While public health experts struggle to pinpoint the exact cause, overdose fatalities have been falling across the United States since autumn 2023. A Guardian analysis highlights that this decline, though uneven, includes states like West Virginia, long considered the epicentre of the opioid epidemic. One under-explored factor contributing to this positive trend is the growing adoption of specialised crisis intervention training (CIT) for law enforcement officers.
From Mental Health to the Overdose Epidemic
Originally developed in the late 1980s to help police recognise and humanely manage mental health crises, CIT programmes have evolved. They are now increasingly utilised to address the nation's substance use disorder pandemic. The training equips officers to identify when someone is in crisis due to addiction, communicate with empathy, and actively connect individuals to treatment resources instead of defaulting to arrest.
"As more police officers recognise that substance use disorders are a pandemic, more have become interested in crisis intervention training," explained Yolandah Mwikisa, crisis response unit supervisor for the Wheeling Police Department in West Virginia. She notes officers are motivated by a desire to improve their effectiveness, avoid litigation, and genuinely understand the people they encounter.

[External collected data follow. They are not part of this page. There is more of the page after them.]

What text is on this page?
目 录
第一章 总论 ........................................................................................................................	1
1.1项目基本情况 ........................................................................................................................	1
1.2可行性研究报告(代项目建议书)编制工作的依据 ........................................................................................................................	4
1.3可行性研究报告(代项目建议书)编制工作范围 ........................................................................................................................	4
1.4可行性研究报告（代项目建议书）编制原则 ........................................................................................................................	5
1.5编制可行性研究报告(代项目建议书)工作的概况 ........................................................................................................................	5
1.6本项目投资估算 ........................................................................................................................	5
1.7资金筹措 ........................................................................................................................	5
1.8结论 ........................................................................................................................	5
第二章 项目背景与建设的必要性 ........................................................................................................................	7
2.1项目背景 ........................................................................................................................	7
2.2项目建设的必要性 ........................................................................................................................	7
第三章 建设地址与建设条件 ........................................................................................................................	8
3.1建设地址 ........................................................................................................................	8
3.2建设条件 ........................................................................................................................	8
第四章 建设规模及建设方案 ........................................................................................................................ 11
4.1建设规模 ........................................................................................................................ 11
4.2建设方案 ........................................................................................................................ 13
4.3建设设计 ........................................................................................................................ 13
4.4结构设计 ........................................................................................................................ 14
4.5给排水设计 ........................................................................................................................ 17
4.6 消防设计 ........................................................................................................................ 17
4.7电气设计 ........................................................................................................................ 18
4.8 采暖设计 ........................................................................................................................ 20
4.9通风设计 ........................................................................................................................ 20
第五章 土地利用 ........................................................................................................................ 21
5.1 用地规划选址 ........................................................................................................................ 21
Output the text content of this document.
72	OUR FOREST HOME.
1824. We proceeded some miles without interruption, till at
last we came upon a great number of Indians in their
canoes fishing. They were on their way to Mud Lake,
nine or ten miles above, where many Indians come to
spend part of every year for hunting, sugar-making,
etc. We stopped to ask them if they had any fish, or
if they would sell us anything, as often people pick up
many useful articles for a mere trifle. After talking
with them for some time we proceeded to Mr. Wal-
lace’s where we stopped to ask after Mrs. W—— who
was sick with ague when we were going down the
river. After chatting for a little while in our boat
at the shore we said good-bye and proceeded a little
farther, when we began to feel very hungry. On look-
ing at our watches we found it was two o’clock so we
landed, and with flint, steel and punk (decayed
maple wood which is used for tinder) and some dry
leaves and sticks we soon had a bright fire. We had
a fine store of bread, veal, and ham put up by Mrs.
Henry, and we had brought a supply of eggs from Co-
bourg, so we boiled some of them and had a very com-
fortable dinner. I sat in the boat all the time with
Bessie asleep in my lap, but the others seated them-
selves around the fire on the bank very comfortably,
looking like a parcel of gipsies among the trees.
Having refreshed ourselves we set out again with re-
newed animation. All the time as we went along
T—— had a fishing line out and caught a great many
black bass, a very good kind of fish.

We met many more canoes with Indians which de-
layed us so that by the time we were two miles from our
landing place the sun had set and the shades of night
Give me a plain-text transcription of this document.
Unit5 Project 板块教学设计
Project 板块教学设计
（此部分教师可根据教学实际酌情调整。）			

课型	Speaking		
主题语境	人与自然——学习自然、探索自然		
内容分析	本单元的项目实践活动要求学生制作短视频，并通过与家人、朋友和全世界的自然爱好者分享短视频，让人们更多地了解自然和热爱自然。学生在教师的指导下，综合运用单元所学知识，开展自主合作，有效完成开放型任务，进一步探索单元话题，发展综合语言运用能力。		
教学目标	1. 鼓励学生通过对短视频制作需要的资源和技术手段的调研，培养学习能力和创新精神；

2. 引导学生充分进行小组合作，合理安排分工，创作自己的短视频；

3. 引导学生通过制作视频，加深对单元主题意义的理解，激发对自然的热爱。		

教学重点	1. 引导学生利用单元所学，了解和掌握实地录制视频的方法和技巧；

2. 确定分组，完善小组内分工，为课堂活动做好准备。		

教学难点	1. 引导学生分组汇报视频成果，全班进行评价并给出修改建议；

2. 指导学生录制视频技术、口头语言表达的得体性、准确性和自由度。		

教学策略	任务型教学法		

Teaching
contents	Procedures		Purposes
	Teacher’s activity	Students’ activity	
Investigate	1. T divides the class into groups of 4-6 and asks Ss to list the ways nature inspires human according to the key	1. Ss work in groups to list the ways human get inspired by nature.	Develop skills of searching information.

The "Warm Handoff": A Critical Shift in Practice
The philosophy behind this approach is backed by experts. Richard Frank, a senior fellow at the Brookings Institution who helped coordinate the Obama administration's opioid response, emphasises that intention must be matched by concerted effort. He points to the importance of a "warm handoff"—where officers personally deliver an individual to a treatment facility—rather than merely providing a phone number and hoping for the best.
Supervisor Mwikisa strongly agrees with this principle, stating that prioritising the needs of those struggling is paramount. "People aren't going to want to tell their story twice," she said. To ease the transition, her team will call ahead to a treatment centre, ensuring the person receives continuity of care without having to relive traumatic details.
Accountability Versus Help: A False Dichotomy
Mwikisa, who has witnessed a tangible change in officer behaviour since the training's implementation, argues that getting people into treatment and recovery—even if not permanent—reduces criminal motivation and the risk of fatal overdose. Conversely, incarceration often increases both dangers.
Addressing sceptics who believe illegal acts should always lead to jail time, Mwikisa offers a compelling perspective: "Holding people accountable and getting them help are not opposites. The real failure is when we do neither." Early research comparing jurisdictions with and without CIT programmes appears to support this view, showing an association between the training and a decline in overdose fatalities.
As the United States continues to grapple with the complex legacy of the opioid crisis, the expansion of crisis intervention training represents a pragmatic, compassionate shift in how frontline services respond to one of the nation's most pressing public health challenges.